We obtain most of our knowledge of the world around us
through our eyes. Our visual system processes information in two distinct ways
-- conscious and preconscious processing. When we are looking at a photograph,
or reading a book or map requires conscious visual processing and hence usually
requires some learned skill. Preconscious visual processing, however, describes
our basic ability to perceive light, color, form, depth and movement. Such processing
is more autonomous, and we are less aware that it is happening.
Physically our eyes are fairly complicated organs. Specialized cells form structures
which perform several functions -- the pupil acts as the aperture where muscles
control how much light passes, the crystalline lens performs focusing of light
by using muscles to change it's shape, and the retina is the workhorse converting
light into electrical impulses for processing by our brains. Our brain performs
visual processing by breaking down the neural information into smaller chunks
and passing it thoguh several filter neurons.

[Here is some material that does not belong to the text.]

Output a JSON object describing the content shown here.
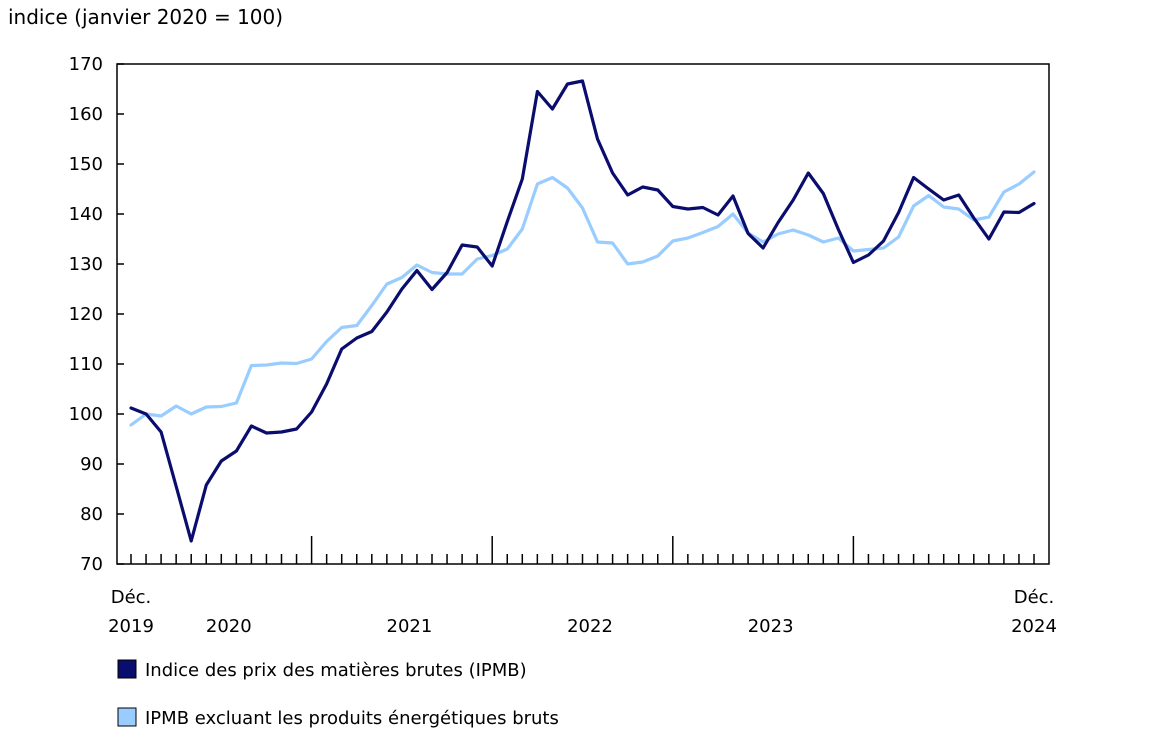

Some of these neurons detect only
drastic changes in color, others neurons detect only vertical edges or horizontal
edges.
Depth information is conveyed in many different ways. Static depth cues include
interposition, brightness, size, linear perspective, and texture gradients.
Motion depth cues come from the effect of motion parallax, where objects which
are closer to the viewer appear to move more rapidly against the background
when the head is moved back and forth. Physiological depth cues convey information
in two distinct ways -- accommodation, which is how our eyes change their shape
when focusing on distant objects, and convergence, which is a measurement of
how far our eyes must turn inward when looking at objects closer than 20 feet.
We obtain stereoscopic cues by extracting relevant depth information by comparing
the left and right views coming each of our eyes.
Our sense of visual immersion in VR comes from several factors which include
field of view, frame refresh rate, and eye tracking. Limited field of view can
result in a tunnel vision feeling. Frame refresh rates must be high enough to
allow our eyes to blend together the individual frames into the illusion of
motion and limit the sense of latency between movements of the head and body
and regeneration of the scene. Eye tracking can solve the problem of someone
not looking where their head is oriented. Eye tracking can also help to reduce
computational load when rendering frames, since we could render in high resolution
only where the eyes are looking.
The sense of virtual immersion is usually achieved via some means of position
and orientation tracking. The most common means of tracking include optic, ultrasonic,
electromagnetic, and mechanical. All of these means have been used on various
head mouted display (HMD) devices. HMDs come in three basic varieties including
stereoscopic, monocular, and head coupled. The earliest stereoscopic HMD was
Ivan Sutherland's Sword of Damocles, which was built in 1968 while he was a
student at Harvard. It got its name from the large mechanical position sensing
arm which hung frm the ceiling and made the device ungainly to wear. NASA has
built several HMDs, chiefly using LCD displays which had poor resolution. The
University of North Carolina has also built several HMDs using such items as
LCD screens, magnifying optics and bicycle helmets. VPL Research's EyePhone
series were the first commercial HMDs. A good example of a monocular HMDs is
the Private Eye by Reflection Technologies of Waltham MA. This unit is just
1.2 x 1.3 x 3.5 inches and is suspended by a lightweight headband in front of
one eye. The wearer sees a 12-inch monitor floating in mid air about 2 feet
in front of them. The BOOM is head coupled HMD and was developed at NASA's Ames
Research Center. The BOOM uses two 2.5 inch CRTs mounted within a small black
box that has two hand grips on each side and is attached to end of articulated
counter-balanced arms serving as position sensing.